Dark patterns are ways of designing emails, websites and other messages that confuse or manipulate people into taking an action other than what they intended.

The New York Times reported the use of such patterns by the 2020 Trump re-election campaign:

The Trump team repeatedly used phantom donation matches and faux deadlines to loosen donor wallets (“1000% offer: ACTIVATED…For the NEXT HOUR”). Eventually it ratcheted up the volume of emails it sent until it was barraging supporters with an average of 15 per day for all of October and November 2020.

Contributors had to wade through a fine-print disclaimer and manually uncheck a box to opt out…It introduced a second prechecked box, known internally as a “money bomb,” that doubled a person’s contribution. Eventually its solicitations featured lines of text in bold and capital letters that overwhelmed the opt-out language.

By October there were sometimes nine lines of boldface text — with ALL-CAPS words sprinkled in — before the disclosure that there would be weekly withdrawals. As many as eight more lines of boldface text came before the second additional donation disclaimer.

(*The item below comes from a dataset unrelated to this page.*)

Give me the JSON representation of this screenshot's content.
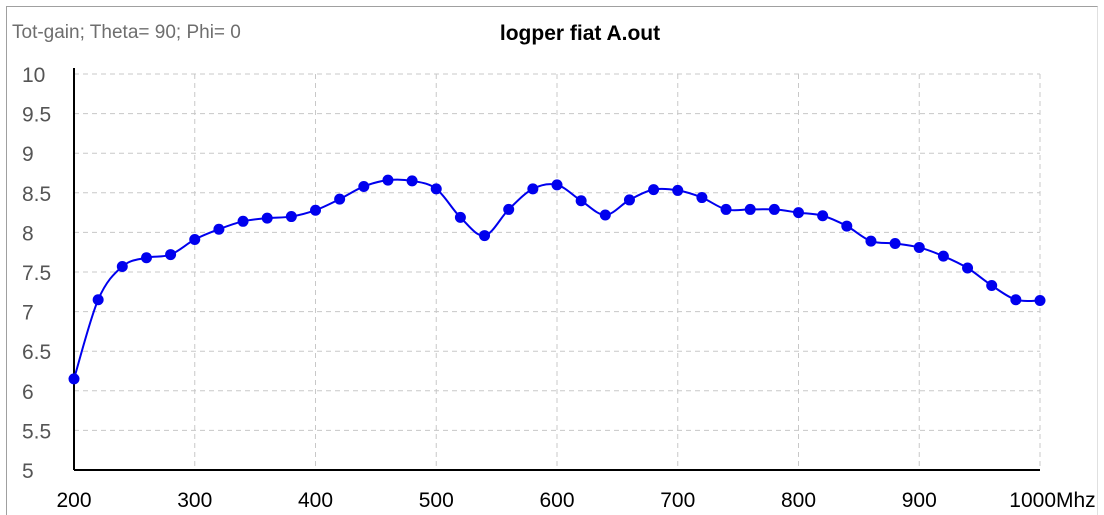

This was what it looked like:

The article does not do a good enough job writing about the cost to people’s financial and mental well being, the most important aspect of this story. The one that they do explore in some detail is this horrifying story of a person dealing with late-stage cancer:

Another $500 was withdrawn the next day, then $500 the next week and every week through mid-October, without his knowledge — until Mr. Blatt’s bank account had been depleted and frozen. When his utility and rent payments bounced, he called his brother, Russell, for help. What the Blatts soon discovered was $3,000 in withdrawals by the Trump campaign in less than 30 days. They called their bank and said they thought they were victims of fraud.

I often write about attention on this website. Stories such as this should indicate why this issue is important to me. A life that is spent navigating interfaces like this and dealing with the severe consequences of one false move is not a life of any great quality. We deserve better of the Internet.